The Talkies, the highly anticipated second album from Irish 4-piece Girl Band comes to us via RoughTrade Records on the 27th of September 2019. With almost a four-year gap between their first album Holding Hands with Jamie and The Talkies we weren’t sure what to expect. In all honesty, we weren’t sure whether they could create something better than their previous releases… but they did.
The Talkies experiments with sound in a way that is reminiscent of Jean Micheal Jarr, Brian Eno, Aphex Twin and other artists who were ahead of their time; Girl Band have established themselves as a band who aren’t afraid to deconstruct conceptions and push boundaries.
They combine their signature heavy, intense and raw sound with more experimental elements and lyrics are used as bits of sound rather than as language to impart information, again playing on the idea of the phenomenon that is ‘sound’. ‘Going Norway,’ the second song on the album, uses the repetition of known colloquialisms to manipulate our understanding of language and reconfigure it as a sonic element.
It is this communication between the band and the listener that allows a sensory rather than cognitive and meaning behind the songs and leaves them open to personal interpretation. They don’t lay everything bare on this record but leave the album to speak for itself, in whatever language you’re looking for.
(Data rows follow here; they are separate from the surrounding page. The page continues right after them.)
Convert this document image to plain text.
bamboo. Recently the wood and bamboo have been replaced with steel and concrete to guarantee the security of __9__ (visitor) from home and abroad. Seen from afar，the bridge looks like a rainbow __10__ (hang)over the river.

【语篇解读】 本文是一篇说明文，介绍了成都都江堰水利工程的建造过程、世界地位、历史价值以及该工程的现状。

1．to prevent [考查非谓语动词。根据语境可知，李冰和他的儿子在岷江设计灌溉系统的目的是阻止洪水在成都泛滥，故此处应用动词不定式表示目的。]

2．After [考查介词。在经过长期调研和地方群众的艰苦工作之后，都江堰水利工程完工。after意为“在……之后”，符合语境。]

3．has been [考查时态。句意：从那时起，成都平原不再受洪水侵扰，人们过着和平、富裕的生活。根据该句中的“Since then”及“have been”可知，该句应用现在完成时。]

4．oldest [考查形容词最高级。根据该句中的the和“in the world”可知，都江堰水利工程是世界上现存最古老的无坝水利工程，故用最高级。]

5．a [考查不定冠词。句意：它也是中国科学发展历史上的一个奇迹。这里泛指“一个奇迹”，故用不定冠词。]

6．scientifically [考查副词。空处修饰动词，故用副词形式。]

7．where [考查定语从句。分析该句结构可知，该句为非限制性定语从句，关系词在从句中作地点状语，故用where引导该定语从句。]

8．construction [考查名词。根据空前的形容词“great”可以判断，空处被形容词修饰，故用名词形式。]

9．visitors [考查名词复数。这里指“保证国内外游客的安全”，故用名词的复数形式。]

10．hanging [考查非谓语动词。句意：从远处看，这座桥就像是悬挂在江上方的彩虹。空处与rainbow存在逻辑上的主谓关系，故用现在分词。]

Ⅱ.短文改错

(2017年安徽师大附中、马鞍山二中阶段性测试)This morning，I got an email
This album is as close to a living organism as music can be. Each time we listened to it, new sounds and elements were revealed to us. The songs can be taken as singular pieces of music, or as integral parts of listening to ‘The Talkies’ holistically. Boundaries are pushed throughout the entire album as it crescendos to climax and then drops off again, teasing us in a way that leaves us wanting more while also being fully satisfied, like the cheeseboard at the end of a meal. The album is full of juxtapositions, whether it be sonically, lyrically, or simply in the way it leaves you feeling when you are listening to it. Conflicted.
With The Talkies, Girl Band has created something unique in a world where new ideas are few and far between. The Talkies is a triumphant and incendiary return from an exceptional band which leaves us wondering what will come next, and, perhaps more importantly, why it’s taken so long to come back.